Cure made it clear that her brother does not want to be contacted about that day in 1963 or anything else.
“He’s a very private person,” Cure told the Star, after Gorter did not respond to a phone message from the paper. “He would be mad at me for even talking to you.”
Elaine was hoping for a different answer, but she intends to honor Gorter’s wishes.
“I wanted to thank him and let him know that because of (his) heroic actions that day, I have this beautiful family. I’ve got these amazing grandchildren. I was able to help Chad, and he has these beautiful children and this wonderful life,” she said. “It all came back to that one moment of bravery — for that 12-year-old young man to have it in him to step up and help, whatever the circumstances were at that moment.
“As a direct result of that, all of this other wonderful stuff has happened,” she said. “The song just goes on and on and on and on, and we can trace it all back to that one day.”
Elaine hasn’t given up completely. She still hopes to learn more about the day she lost her sister and almost drowned. After all, there are still more family members to talk to and more people to track down from that old newspaper story.
Lucky for her, she no longer needs to hurry. It turns out Elaine isn’t dying after all.
By the time the doctors figured out what was wrong with her, she was already starting to get better.

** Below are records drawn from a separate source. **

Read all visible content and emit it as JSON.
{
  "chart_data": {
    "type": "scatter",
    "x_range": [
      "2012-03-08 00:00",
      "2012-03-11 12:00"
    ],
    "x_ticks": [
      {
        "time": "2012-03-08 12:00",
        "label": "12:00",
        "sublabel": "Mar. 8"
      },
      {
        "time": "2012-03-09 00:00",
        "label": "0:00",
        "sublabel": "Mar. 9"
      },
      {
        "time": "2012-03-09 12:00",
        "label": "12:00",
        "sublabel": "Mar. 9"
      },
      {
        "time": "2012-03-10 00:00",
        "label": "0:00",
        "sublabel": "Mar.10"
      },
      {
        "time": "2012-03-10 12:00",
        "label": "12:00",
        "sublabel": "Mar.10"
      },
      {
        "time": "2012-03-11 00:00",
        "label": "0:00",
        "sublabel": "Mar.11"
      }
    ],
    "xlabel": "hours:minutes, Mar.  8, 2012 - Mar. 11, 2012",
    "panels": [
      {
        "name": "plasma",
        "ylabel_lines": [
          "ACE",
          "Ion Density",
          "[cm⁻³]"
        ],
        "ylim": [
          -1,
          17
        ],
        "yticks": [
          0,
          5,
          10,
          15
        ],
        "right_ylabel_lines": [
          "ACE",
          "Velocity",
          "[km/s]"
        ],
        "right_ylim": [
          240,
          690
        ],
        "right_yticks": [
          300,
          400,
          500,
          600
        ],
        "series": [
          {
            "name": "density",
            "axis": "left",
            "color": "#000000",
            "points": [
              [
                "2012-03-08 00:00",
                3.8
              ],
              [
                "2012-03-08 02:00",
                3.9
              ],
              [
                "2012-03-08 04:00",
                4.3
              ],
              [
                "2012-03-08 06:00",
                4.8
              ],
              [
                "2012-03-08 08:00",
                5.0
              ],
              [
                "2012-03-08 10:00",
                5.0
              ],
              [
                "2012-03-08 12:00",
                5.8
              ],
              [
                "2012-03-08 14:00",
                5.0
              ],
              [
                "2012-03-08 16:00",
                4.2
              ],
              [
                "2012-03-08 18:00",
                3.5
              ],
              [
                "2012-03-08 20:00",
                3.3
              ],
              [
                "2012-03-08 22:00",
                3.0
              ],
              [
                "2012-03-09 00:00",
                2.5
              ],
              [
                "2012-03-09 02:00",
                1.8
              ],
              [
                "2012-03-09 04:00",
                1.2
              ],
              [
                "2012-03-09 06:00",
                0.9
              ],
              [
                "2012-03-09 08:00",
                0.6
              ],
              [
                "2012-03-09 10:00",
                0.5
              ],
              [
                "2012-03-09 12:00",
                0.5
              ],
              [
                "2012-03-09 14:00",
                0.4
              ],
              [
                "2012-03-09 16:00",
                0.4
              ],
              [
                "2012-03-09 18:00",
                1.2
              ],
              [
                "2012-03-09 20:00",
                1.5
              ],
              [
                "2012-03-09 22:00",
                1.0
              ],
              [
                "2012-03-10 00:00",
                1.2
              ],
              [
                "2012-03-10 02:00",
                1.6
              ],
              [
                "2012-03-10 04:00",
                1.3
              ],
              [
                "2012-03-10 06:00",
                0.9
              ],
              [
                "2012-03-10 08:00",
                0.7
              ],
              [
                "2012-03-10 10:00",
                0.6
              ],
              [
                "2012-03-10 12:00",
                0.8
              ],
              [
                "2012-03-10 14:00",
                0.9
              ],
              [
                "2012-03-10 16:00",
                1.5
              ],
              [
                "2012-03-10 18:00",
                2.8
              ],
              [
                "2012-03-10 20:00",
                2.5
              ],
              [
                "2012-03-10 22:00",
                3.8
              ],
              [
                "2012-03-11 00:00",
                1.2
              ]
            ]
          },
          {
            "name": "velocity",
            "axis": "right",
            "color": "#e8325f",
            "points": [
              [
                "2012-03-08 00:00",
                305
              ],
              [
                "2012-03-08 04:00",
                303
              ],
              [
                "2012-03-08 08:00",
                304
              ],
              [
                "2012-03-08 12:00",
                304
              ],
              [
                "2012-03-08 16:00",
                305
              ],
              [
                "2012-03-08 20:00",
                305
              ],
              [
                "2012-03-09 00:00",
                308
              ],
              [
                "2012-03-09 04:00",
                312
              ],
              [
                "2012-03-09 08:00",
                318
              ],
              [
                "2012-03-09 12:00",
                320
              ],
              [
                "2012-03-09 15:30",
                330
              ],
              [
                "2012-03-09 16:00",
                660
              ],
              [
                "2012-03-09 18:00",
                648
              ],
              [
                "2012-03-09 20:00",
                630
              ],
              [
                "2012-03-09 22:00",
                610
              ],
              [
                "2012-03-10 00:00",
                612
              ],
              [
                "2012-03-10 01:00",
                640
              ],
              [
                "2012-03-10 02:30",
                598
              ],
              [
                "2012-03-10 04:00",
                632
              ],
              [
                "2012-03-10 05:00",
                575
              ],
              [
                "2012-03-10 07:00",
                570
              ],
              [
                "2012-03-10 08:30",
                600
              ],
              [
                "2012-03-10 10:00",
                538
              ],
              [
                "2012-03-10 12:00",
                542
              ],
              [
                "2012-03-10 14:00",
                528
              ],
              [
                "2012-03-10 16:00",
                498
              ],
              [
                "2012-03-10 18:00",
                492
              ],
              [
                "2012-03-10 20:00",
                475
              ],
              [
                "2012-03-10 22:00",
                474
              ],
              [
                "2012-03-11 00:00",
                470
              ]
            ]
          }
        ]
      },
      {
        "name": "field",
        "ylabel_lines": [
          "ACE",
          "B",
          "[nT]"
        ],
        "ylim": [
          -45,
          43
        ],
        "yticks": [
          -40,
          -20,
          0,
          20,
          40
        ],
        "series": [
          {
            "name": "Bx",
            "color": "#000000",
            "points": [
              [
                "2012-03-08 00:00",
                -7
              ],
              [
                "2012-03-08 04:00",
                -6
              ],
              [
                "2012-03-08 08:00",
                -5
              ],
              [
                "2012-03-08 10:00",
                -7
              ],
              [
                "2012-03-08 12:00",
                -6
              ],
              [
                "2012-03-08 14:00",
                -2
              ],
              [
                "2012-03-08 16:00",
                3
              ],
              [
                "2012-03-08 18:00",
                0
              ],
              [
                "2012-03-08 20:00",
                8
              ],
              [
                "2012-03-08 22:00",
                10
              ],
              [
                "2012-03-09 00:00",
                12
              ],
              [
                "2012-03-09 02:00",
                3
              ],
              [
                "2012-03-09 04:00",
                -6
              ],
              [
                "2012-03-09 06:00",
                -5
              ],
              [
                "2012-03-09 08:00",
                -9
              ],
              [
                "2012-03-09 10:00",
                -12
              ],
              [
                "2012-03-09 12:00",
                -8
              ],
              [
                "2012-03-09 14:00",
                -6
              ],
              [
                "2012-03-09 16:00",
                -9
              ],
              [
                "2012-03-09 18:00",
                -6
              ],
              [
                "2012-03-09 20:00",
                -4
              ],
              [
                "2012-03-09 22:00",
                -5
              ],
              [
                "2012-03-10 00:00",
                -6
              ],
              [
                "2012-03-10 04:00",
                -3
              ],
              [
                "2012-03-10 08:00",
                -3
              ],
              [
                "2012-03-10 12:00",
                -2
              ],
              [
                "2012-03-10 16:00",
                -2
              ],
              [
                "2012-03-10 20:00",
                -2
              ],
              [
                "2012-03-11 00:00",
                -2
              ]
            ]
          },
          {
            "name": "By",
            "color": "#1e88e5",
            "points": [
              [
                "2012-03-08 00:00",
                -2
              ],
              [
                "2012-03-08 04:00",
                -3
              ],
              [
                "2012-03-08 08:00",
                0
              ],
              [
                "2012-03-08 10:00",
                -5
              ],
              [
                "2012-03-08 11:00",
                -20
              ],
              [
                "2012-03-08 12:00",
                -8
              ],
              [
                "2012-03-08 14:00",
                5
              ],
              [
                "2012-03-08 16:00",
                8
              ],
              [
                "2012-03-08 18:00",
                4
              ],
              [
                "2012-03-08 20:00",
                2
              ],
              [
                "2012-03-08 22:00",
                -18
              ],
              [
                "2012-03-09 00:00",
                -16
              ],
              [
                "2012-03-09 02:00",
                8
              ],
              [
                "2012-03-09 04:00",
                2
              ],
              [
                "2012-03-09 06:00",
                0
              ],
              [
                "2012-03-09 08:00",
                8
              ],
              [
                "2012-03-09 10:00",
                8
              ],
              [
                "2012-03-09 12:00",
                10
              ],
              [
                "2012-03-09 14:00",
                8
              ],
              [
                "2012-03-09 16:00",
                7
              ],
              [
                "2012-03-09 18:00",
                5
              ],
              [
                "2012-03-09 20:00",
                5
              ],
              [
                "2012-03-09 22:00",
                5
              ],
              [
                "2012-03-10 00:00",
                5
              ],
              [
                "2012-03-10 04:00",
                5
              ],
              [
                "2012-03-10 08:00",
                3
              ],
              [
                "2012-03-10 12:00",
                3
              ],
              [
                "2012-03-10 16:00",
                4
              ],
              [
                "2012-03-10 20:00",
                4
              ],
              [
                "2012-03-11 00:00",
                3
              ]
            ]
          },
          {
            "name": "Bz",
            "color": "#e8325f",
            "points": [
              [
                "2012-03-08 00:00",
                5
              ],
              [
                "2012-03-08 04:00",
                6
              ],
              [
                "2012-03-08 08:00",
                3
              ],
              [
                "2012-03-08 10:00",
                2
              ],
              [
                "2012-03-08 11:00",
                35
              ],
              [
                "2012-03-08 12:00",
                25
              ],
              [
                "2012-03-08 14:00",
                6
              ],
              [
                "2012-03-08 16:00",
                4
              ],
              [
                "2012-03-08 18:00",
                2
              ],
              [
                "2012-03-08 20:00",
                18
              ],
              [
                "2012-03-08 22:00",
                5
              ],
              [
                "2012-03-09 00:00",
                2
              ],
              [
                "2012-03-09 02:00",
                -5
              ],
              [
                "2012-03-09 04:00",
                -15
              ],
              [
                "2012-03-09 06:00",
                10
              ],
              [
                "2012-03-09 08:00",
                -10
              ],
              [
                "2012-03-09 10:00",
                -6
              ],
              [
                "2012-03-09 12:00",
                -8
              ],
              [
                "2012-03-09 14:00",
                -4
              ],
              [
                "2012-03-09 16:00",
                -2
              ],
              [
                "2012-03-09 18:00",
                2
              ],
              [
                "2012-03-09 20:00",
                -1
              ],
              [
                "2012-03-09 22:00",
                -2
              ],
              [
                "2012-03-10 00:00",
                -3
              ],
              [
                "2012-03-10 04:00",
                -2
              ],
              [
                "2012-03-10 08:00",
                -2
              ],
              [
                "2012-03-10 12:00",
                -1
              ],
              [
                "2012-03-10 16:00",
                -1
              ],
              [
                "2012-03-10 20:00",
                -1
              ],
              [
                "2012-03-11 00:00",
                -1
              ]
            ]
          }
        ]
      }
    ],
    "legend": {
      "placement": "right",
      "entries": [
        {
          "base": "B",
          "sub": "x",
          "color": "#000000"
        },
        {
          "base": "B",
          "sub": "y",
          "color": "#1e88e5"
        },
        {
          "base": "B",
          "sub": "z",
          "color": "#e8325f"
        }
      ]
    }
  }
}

Now she’s slowly gaining back the weight she lost and feeling less like someone whose days are numbered.
If anyone knows what to do with borrowed time, it’s Elaine Feagan.
“According to everything I know, I should not be sitting here. And yet, here I am,” she said, reflecting on her near-death experience as a child. “The universe has seen to it to put me in a lot of very convenient locations throughout my life. I’d like to believe that I’ve been where I was supposed to be.”